Sidang tersebut dipimpin bersama Menteri Luar Negeri Maroko Nasser Bourita dan Menteri Luar Negeri Guinea di Luar Negeri Morissanda Kouyate.
Dalam pidato pembukaan, Kouyaté menyampaikan kembali posisi Guinea yang secara tegas mendukung klaim Maroko atas Sahara sekaligus kedaulatan Rabat atas wilayah tersebut.
"Republik Guinea menegaskan kembali dukungan teguh dan tak tergoyahkannya terhadap identitas Maroko di Sahara dan kedaulatan Maroko atas bagian wilayah ini," ujar Kouyate.
Dia juga menegaskan bahwa Guinea mendukung rencana otonomi di bawah kedaulatan Maroko sebagai satu-satunya solusi untuk menyelesaikan sengketa tersebut, sebagaimana yang diajukan Maroko di hadapan Dewan Keamanan PBB.
Kouyate menambahkan bahwa pembukaan Konsulat Jenderal Republik Guinea di Dakhla merupakan bentuk konkret dari sikap tersebut sekaligus simbol solidaritas Guinea terhadap Maroko.
"Pembukaan Konsulat Jenderal Republik Guinea di Dakhla merupakan ekspresi nyata dari posisi prinsip ini dan simbol solidaritas yang tak tergoyahkan," kata dia.

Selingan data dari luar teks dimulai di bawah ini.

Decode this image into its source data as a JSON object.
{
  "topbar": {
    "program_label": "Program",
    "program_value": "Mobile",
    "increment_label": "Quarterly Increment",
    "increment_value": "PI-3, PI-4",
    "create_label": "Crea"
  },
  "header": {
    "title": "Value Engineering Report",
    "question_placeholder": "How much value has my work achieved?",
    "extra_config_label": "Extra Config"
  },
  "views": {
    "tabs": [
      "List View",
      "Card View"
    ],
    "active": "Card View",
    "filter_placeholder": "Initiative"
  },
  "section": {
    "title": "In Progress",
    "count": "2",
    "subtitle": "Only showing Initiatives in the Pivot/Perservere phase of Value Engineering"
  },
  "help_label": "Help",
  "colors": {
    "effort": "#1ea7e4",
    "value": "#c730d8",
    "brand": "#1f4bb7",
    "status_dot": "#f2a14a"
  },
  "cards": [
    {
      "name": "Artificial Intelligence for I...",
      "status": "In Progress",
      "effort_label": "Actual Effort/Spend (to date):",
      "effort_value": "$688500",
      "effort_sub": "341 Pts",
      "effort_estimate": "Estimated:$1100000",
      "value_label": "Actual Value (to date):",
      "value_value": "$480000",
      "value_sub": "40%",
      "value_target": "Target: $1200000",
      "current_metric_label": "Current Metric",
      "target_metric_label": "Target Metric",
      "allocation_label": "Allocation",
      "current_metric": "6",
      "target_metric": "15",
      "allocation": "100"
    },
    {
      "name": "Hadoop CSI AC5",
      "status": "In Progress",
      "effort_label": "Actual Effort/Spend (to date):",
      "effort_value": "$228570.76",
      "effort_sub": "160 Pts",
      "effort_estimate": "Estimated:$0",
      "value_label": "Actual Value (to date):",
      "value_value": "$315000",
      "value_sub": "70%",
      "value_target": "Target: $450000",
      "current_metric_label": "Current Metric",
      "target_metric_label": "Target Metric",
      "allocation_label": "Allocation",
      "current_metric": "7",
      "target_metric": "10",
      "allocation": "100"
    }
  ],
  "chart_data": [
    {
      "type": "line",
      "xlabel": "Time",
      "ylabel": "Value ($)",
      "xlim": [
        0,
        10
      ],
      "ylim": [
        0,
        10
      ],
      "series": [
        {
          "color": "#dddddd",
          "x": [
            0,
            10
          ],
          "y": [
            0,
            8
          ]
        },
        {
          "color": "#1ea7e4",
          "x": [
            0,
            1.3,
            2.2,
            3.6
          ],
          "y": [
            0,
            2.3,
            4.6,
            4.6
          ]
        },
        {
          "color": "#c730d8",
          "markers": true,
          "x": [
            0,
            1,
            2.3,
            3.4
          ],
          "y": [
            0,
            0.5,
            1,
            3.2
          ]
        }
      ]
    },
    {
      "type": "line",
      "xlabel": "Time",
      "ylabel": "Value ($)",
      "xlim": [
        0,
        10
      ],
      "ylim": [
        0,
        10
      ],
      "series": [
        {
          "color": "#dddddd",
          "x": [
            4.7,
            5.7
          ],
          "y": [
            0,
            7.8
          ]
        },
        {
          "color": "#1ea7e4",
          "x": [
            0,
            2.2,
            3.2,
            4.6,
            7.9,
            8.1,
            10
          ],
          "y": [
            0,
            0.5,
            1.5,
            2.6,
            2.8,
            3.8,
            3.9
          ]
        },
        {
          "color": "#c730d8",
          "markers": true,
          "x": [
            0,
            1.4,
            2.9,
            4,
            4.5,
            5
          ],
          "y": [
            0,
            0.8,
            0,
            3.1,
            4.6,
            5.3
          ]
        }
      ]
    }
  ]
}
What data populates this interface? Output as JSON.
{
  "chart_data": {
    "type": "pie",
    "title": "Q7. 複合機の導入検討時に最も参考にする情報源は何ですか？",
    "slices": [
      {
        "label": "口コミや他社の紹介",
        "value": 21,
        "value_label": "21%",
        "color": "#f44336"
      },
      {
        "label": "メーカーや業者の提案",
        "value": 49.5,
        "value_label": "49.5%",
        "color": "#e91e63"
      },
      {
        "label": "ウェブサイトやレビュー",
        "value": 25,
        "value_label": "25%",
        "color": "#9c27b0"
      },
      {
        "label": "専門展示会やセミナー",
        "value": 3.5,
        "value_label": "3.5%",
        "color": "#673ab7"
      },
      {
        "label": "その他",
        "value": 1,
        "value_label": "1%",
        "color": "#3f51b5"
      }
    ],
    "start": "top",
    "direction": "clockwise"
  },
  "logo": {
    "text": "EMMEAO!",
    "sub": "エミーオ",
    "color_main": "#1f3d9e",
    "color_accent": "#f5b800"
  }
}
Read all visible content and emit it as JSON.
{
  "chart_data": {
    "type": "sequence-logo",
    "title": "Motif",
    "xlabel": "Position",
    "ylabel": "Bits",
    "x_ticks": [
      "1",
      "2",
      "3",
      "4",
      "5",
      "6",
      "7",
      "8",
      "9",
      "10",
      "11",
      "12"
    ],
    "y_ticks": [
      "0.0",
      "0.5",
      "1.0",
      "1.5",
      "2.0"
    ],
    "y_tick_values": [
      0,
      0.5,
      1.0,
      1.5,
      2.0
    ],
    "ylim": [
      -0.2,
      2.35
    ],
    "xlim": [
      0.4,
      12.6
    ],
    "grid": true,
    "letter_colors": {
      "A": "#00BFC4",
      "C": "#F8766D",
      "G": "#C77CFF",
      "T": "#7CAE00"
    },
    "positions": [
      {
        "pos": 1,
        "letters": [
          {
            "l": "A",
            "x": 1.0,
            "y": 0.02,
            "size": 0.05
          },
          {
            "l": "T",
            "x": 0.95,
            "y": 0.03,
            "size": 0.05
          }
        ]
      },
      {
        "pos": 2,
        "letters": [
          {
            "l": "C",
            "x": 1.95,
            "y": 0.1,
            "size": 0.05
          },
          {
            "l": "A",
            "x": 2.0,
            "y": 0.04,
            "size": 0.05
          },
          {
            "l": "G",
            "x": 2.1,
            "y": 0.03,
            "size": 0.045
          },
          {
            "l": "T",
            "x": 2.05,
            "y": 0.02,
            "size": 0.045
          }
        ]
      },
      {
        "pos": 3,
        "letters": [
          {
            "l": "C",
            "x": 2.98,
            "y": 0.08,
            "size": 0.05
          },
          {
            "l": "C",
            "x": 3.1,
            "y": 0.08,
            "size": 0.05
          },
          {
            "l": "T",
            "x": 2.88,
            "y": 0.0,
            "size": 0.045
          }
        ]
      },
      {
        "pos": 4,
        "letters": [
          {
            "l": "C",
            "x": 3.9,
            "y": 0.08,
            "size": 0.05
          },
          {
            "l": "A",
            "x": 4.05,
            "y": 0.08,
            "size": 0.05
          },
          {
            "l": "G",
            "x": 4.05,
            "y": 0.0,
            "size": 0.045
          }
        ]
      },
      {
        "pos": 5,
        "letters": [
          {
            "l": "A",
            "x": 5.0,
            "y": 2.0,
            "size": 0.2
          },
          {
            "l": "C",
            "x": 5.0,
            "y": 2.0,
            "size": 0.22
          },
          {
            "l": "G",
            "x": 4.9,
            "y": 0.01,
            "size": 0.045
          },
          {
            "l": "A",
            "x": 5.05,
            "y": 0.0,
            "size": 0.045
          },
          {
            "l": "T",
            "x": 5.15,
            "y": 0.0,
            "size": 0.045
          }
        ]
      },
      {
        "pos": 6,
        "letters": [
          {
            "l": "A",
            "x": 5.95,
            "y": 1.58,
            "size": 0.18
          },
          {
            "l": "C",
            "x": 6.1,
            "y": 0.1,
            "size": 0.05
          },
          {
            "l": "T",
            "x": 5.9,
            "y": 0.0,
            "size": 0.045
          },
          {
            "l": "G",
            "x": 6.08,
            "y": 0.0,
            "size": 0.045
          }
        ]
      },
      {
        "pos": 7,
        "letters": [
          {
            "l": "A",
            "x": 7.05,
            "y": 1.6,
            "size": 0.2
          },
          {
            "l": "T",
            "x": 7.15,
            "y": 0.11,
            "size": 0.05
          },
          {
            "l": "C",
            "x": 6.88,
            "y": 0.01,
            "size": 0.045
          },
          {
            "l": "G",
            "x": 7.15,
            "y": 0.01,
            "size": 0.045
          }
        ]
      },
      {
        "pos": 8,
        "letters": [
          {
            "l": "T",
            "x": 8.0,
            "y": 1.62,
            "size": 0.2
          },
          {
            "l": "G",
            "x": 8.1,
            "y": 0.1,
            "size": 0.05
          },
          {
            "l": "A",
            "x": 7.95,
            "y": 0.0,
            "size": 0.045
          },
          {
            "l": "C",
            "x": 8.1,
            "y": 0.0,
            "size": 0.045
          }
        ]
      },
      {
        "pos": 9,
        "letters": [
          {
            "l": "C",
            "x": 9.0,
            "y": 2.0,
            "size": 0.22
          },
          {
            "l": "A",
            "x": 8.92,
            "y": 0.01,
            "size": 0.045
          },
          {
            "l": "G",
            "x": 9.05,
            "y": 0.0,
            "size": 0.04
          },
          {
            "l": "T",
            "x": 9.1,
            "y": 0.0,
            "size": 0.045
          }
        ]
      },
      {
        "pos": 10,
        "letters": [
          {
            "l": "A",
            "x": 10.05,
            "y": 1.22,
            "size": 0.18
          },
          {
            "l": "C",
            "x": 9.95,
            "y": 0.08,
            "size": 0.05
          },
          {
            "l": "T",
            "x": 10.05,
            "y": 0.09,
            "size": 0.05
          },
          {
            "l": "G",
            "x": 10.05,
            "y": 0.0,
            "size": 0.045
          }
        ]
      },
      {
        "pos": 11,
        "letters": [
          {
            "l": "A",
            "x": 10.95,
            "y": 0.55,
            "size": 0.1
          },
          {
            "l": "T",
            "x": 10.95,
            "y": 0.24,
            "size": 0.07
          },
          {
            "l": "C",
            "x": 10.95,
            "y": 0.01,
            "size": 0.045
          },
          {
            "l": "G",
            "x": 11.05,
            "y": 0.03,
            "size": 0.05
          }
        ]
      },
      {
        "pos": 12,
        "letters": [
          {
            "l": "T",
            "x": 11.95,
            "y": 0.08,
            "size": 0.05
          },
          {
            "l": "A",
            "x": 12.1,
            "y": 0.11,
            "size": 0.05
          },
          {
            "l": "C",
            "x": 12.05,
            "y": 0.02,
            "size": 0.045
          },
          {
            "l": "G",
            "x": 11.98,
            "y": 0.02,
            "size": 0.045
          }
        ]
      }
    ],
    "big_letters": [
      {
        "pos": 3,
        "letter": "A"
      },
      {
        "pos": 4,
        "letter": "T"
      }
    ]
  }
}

Sementara itu, Menlu Bourita menyampaikan terima kasih Pemerintah Kerajaan Maroko atas dukungan tanpa syarat yang secara konsisten diberikan Guinea, baik melalui sikapnya di berbagai forum regional dan internasional maupun melalui pembukaan Konsulat Jenderal Guinea di Dakhla pada Januari 2020.